Тем временем, Козлов, молча, с опущенной головой, продолжал раздеваться, и сняв нательную рубаху, он оголил свой торс. Мальчишки непроизвольно отступили на шаг назад, и прекратили смеяться. На исхудалом теле, на котором можно было пересчитать все ребра, повсюду были синяки и кровоподтеки, но не это оттолкнуло пацанов, а зияющие язвы, в районе пояса и подмышек, кишащие бельевыми вшами.

– Твою мать, не хватало еще от Козлика бэтээров подцепить.

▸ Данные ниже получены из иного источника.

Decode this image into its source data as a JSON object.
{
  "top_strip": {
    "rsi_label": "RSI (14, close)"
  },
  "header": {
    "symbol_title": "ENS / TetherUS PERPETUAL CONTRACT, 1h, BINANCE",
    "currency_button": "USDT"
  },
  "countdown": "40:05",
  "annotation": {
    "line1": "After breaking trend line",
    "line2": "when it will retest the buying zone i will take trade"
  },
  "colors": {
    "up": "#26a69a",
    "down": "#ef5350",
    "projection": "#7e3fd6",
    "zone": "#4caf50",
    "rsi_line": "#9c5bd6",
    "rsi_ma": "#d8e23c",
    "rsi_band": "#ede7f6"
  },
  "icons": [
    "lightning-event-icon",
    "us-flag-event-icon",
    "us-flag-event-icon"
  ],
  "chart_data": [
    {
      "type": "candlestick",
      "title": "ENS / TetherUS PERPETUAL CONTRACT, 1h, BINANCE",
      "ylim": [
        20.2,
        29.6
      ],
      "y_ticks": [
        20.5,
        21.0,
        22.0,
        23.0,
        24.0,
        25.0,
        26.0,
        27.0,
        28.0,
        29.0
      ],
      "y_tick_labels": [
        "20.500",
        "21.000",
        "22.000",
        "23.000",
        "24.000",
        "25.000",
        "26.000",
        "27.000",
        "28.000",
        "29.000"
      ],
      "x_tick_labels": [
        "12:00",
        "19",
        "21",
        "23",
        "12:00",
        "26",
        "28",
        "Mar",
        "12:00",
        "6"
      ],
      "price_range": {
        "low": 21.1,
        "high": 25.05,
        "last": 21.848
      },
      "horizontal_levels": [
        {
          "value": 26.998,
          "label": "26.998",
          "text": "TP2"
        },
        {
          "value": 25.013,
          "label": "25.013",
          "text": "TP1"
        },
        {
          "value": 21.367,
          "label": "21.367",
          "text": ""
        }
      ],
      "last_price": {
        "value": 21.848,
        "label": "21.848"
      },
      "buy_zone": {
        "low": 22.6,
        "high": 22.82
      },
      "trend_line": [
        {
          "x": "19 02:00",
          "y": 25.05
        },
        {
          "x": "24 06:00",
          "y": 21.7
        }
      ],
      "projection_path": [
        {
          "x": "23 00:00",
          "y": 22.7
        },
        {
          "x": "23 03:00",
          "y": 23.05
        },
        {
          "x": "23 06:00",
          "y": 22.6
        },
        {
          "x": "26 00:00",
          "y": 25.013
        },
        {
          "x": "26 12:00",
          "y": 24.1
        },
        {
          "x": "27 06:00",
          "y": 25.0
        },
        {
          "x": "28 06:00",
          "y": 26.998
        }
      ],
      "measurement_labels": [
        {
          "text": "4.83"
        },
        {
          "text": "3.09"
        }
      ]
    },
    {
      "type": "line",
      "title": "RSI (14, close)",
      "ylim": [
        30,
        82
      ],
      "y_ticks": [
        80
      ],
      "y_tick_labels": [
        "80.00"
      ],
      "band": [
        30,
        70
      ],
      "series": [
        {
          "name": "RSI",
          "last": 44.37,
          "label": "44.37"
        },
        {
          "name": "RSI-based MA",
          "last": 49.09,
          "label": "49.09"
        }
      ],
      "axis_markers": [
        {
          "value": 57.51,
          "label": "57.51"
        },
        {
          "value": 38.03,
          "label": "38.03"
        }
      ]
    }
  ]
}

Может зря мы все это затеяли, пусть трясёт горбом отсюда, а? – разочарованно спросил Игорь. – Я его блин за шиворот брал, – и он брезгливо стал вытирать руку тряпкой, которую взял со стола.

– Нет, продолжим, ты просто близко не походи, – ответил Гера, и добавил, – снимай сапоги и штаны. – Козлов, было хотел присесть, чтоб снять сапоги, но Сарычев выкрикнул – Стоять!

Балансируя на одной ноге Андрей стащил первый сапог.

– Да ты охренел Козлик! – подняв брови, скорее выражая свое удивление, чем претензию выдохнул Пожидаев.

Дело в том, что когда Козлов снял сапог, особой, визуальной, разницы не было – нога была абсолютно черная. Вернее не вся нога, а та часть ноги, где заканчивались галифе – ступня и лодыжка. Портянка на ней почему то отсутствовала.

– А ну снимай второй сапог, – рассматривая ногу, в приказной форме, добавил Сергей.

Вторая нога была такая же. А когда Козлов снял галифе, обнаружилось, что подштанников, как и трусов, на нем нет, и он оказался абсолютно голым. Рассматривая его, пацаны неприязненно кривили губы: голени все в кровавых ссадинах – результат ударов сапогами по кости, в районе паха, также, зияли язвы, по котором бегали потревоженные бельевые вши.

– А как ты спишь в роте Козлик? – удивленно спросил Пожидаев. – Как тебя пускают в палатку?

– Да никак, – вместо Андрея ответил Героин. – Его уже давно не пускают в роту, даже на разводах его нет. Он с утра до вечера на вещевом складе уголь колет, разгружает, перебирает, а где спит, хрен его знает.

– Козлик, где ты спишь? – заинтересовался Сергей. Андрей молчал, опустив голову.